If anyone is curious what they pay artists, here's what they pay me:

Rhapsody: $0.00910000
Spotify: $0.00320000, $0.00630000, $0.00200000
MySpace: $0.00030000
iTunes Match: $0.00330000



I think iTunes Match isn't streaming per say, although it is listed as such on my CDBaby statement I don't know why there's three different rates for Spotify, maybe a different rate for HD or on demand, etc. There are others like Pango and Slacker Radio but nobody has ever streamed my music on those or they don't have agreements with CDBaby so I'm not getting paid.

(Yes, I am keeping my day job.)


----------



## torndownunit (May 14, 2006)

*Re: Spotify*

From what I have read the quality of Spotify is also a lot better than apps like Grooveshark or Tune-in. Spotify is more inline with with a service like Rdio (except even bigger). Legit licensed streaming services, with consistent quality.

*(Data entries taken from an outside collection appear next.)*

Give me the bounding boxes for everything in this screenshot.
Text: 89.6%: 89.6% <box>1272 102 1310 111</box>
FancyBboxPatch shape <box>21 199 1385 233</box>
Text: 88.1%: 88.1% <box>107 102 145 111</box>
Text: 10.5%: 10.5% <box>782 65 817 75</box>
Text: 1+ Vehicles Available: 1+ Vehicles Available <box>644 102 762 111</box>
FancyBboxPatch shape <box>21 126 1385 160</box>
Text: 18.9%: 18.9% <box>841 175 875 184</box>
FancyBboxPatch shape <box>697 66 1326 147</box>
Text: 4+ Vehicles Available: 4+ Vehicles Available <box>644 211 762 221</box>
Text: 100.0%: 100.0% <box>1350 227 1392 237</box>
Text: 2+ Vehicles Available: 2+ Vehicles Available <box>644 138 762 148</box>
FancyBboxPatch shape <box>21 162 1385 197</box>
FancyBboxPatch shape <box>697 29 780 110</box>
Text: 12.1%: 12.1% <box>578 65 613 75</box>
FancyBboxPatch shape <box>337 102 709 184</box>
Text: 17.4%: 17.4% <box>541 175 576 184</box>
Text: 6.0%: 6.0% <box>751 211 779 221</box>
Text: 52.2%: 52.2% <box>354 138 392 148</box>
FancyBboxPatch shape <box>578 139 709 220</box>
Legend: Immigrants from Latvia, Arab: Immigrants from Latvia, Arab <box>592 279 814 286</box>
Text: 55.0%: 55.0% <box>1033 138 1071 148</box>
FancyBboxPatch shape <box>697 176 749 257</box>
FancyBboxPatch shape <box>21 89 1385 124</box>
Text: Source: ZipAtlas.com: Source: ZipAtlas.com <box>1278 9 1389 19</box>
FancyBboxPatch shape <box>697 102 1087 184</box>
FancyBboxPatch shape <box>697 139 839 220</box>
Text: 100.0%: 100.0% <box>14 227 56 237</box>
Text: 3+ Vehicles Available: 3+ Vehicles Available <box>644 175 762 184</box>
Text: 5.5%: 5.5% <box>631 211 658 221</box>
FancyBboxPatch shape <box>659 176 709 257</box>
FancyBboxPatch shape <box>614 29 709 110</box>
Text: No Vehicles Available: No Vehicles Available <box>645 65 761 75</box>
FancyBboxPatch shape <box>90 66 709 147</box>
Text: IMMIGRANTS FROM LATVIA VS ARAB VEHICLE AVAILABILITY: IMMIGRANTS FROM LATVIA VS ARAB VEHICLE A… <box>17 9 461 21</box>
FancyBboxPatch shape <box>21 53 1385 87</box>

Spotify also has some sort of offline option available as well I believe.

I would be interested in trying it, but it's not in Canada yet is it?


----------



## Bubb (Jan 16, 2008)

*Re: Spotify*

nope,not yet

"No launch date for Spotify in Canada has been released but the company says users will start getting access to the service in the "coming months." Canadians can register for early access at Spotify.ca." 

source cbc news


----------



## Guest (Jul 14, 2014)

*Re: Spotify*

No. And most of my band here just ditched it to switch to Rdio. I've been a long time Rdio subscriber, since back in my live-in-Canada days, and it's decent. I also have iTunes Match so I can stream over their service but I find they 3-skips/hour limit annoying.

I tend to use it as a radio station. I'll pull up a generated playlist that's based off an interest or mood or artist and let it pick the tracks during my commute to and from work.


----------



## GuitarsCanada (Dec 30, 2005)

*Re: Spotify*

Interesting stuff. Noted


----------